Once I regained control of my breath, the shame, assumptions, and crippling self-doubt came along right on cue. Man, this drummer dude probably thinks I’m a crazy diva bitch. We share a lot of mutual friends – what’s this going to do to my reputation in the music scene? My friend will probably never invite me back to share a show with him. People are probably wondering why I’m all teary eyed in the back of the bar. People are probably wondering why I even play music at all. Why DO you play music at all, Lindsay? This is what you love? Having panic attacks in random bathrooms, for the love of music? You suck. You’re so terrible and high-strung and uncomfortable that you can’t even have a little easy-going jam session? Why do you always make a big deal out of nothing? You should quit. You should go find a normal job where you don’t have to burden people with the terrible experience of interacting with you. You are the worst. No talent at all. Not to mention ugly and fat. You are a sorry excuse for a musician, and quite frankly, you’re a sorry excuse for a human. The world is better off with out you.
Yep, that’s how bad it gets. Thankfully, I’ve learned how to quell those gnarly voices. It typically takes some careful combination of Xanax, sleep, exercise, my wife’s encouragement, a gratitude journal, and a therapist. The emotional toll is one thing, almost familiar and routine now, but the physical toll continues to take me by surprise. If you’ve ever experienced mild whiplash, that’s exactly how I feel the day after an anxiety attack. It’s the kind of discomfort you just have to wait out.
Again, I’m not sharing this story to place blame or call anyone out. I trust that people’s hearts are in usually in the right place. I LOVE people! I LOVE collaborating! For me though, time and preparation are HUGE tools I use to combat anxiety on a daily basis. Without them, I can go into a mind-numbing tailspin. I am sharing this story to crank up the volume on the often silent and lonely struggle that is dealing with anxiety. Compounded with the often silent and lonely struggle that is being a female musician, the impossible challenges and choices we face on a daily basis are so numerous, they become dangerously normalized. Everything from the way strangers speak to us, to the way we let them speak to us interferes with our ability to realize our full potential. We are socialized to make nice and not ruffle feathers. We are shown that advocating for yourself means you will be labeled as a raging fem-Nazi. We are taught to shut our mouth and sacrifice our sense of safety for the comfort of men around us. I’ve been playing music for a looooong time, and STILL I fight to overcome the “grin and bear it” cultural mindfuck that is being a woman in this industry (or any industry for that matter).
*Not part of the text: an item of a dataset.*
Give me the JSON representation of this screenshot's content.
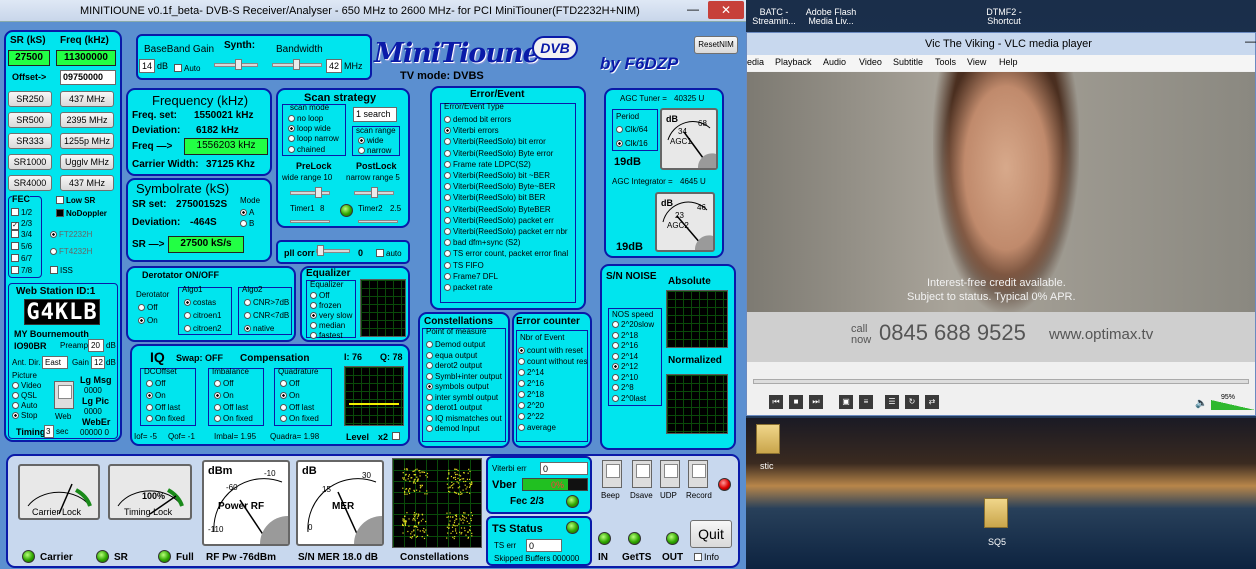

Whenever I hear stories about people with experiences that resemble my own, I’m comforted, and as a result my capacity for compassion grows. Whenever I hear stories about people with experiences that don’t resemble my own, I’m enlightened, and as a result my capacity for compassion grows. I hope there is a similar takeaway for people reading this post. For those who experience anxiety, I don’t wish to speak for you, because everyone is so different. However, I hope you know you aren’t alone. People like us are everywhere, and that makes the struggle less quiet and lonely. For those who don’t experience anxiety, I know I can’t expect you to read my mind. I accept the responsibility of advocating for myself so those around me understand what I’m comfortable with and capable of. In doing so, my wish is for understanding, but my demand is for respect. Just a little bit, just to see if it feels good.